Won’t happen – no time. Seriously, I am behind the curve with little to no hope that I’ll make the grade to top the curve before summer is upon us. And for 2 reasons (one of which I haven’t figured out yet): clutter.
Clutter has been a big part of my life for 30 years plus. It all started off when I would hold on to most everything I came across that was unique or different – as in, everything – because as we all know, no 2 things are alike. I would clutter my desktop, dresser top, TV top, table top, bed, floor, closet, drawers (not the ones I was wearing), and pockets with cool stuff. “Pockets? How sad,” you say, and rightfully so. As a sixth grader I remember carrying around about 6-8 different items per front jean pocket: toys, nail clippers, game tokens, folded paper, whatever. My pockets would bulge, and the items would stab my legs.

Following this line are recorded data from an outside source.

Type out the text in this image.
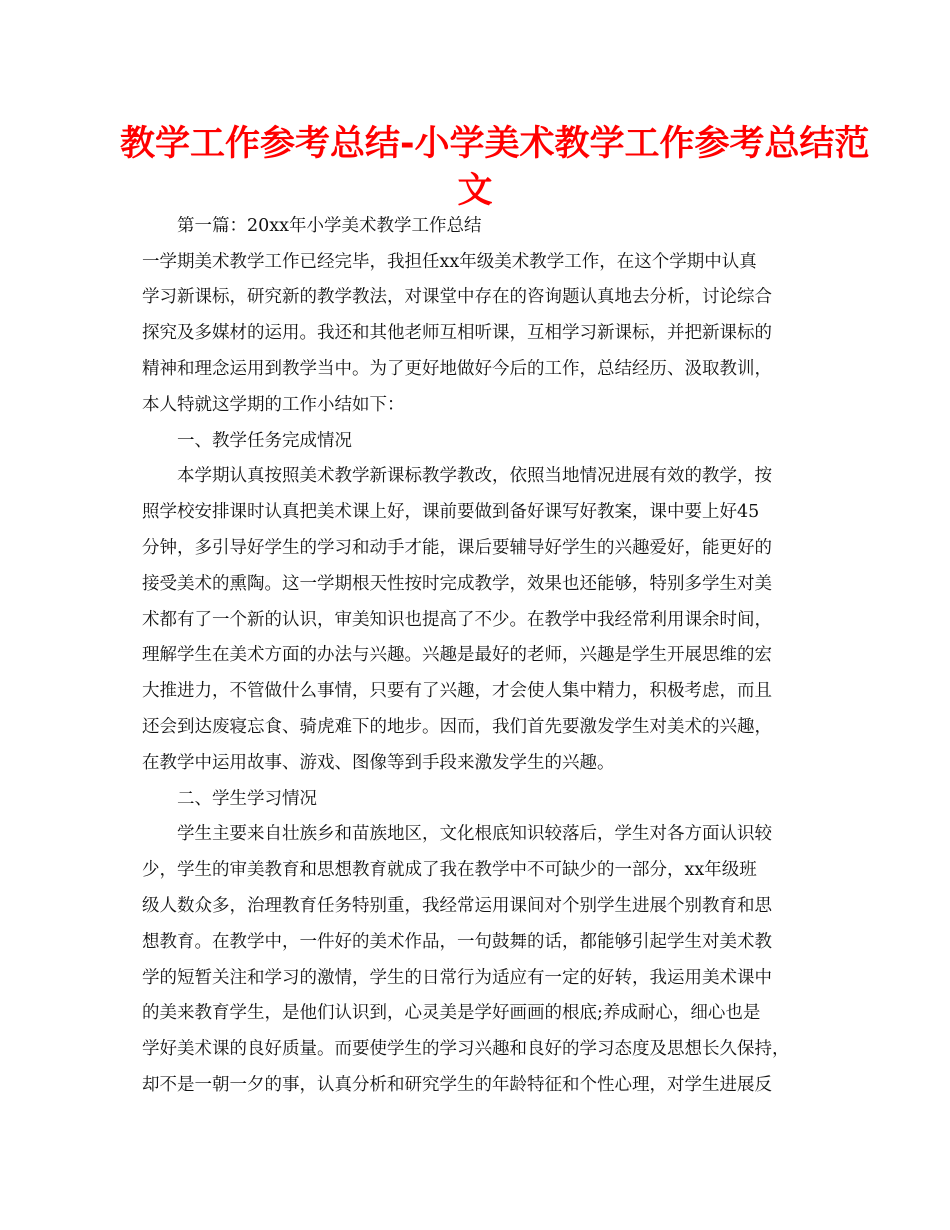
教学工作参考总结-小学美术教学工作参考总结范
文

第一篇：20xx年小学美术教学工作总结

一学期美术教学工作已经完毕，我担任xx年级美术教学工作，在这个学期中认真

学习新课标，研究新的教学教法，对课堂中存在的咨询题认真地去分析，讨论综合

探究及多媒材的运用。我还和其他老师互相听课，互相学习新课标，并把新课标的

精神和理念运用到教学当中。为了更好地做好今后的工作，总结经历、汲取教训，

本人特就这学期的工作小结如下：

一、教学任务完成情况

本学期认真按照美术教学新课标教学教改，依照当地情况进展有效的教学，按

照学校安排课时认真把美术课上好，课前要做到备好课写好教案，课中要上好45

分钟，多引导好学生的学习和动手才能，课后要辅导好学生的兴趣爱好，能更好的

接受美术的熏陶。这一学期根天性按时完成教学，效果也还能够，特别多学生对美

术都有了一个新的认识，审美知识也提高了不少。在教学中我经常利用课余时间，

理解学生在美术方面的办法与兴趣。兴趣是最好的老师，兴趣是学生开展思维的宏

大推进力，不管做什么事情，只要有了兴趣，才会使人集中精力，积极考虑，而且

还会到达废寝忘食、骑虎难下的地步。因而，我们首先要激发学生对美术的兴趣，

在教学中运用故事、游戏、图像等到手段来激发学生的兴趣。

二、学生学习情况

学生主要来自壮族乡和苗族地区，文化根底知识较落后，学生对各方面认识较

少，学生的审美教育和思想教育就成了我在教学中不可缺少的一部分，xx年级班

级人数众多，治理教育任务特别重，我经常运用课间对个别学生进展个别教育和思

想教育。在教学中，一件好的美术作品，一句鼓舞的话，都能够引起学生对美术教

学的短暂关注和学习的激情，学生的日常行为适应有一定的好转，我运用美术课中

的美来教育学生，是他们认识到，心灵美是学好画画的根底;养成耐心，细心也是

学好美术课的良好质量。而要使学生的学习兴趣和良好的学习态度及思想长久保持，

却不是一朝一夕的事，认真分析和研究学生的年龄特征和个性心理，对学生进展反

Clutter only got worse over the years as I felt the need to own things – stuff – lots of it. And I felt the need to give my kids things – stuff – lots of it. Ridiculous, but habitual all the same. Had it not been for my wife, the “thinner”, I would have been overrun. My wife has been my lifesaver, calling me out. She has pampered me back to a sane state, where my clutter didn’t push me out of the house all together. She has protected our children from the habit of clutter. And I thank her.
Today, however, I still struggle to let go of stuff I am desperate to keep, but inexcusably so. I want so bad to spring clean, to eliminate my distractions. I want freedom from things that hold me in order to lay hold of the thing I truly long for – freedom.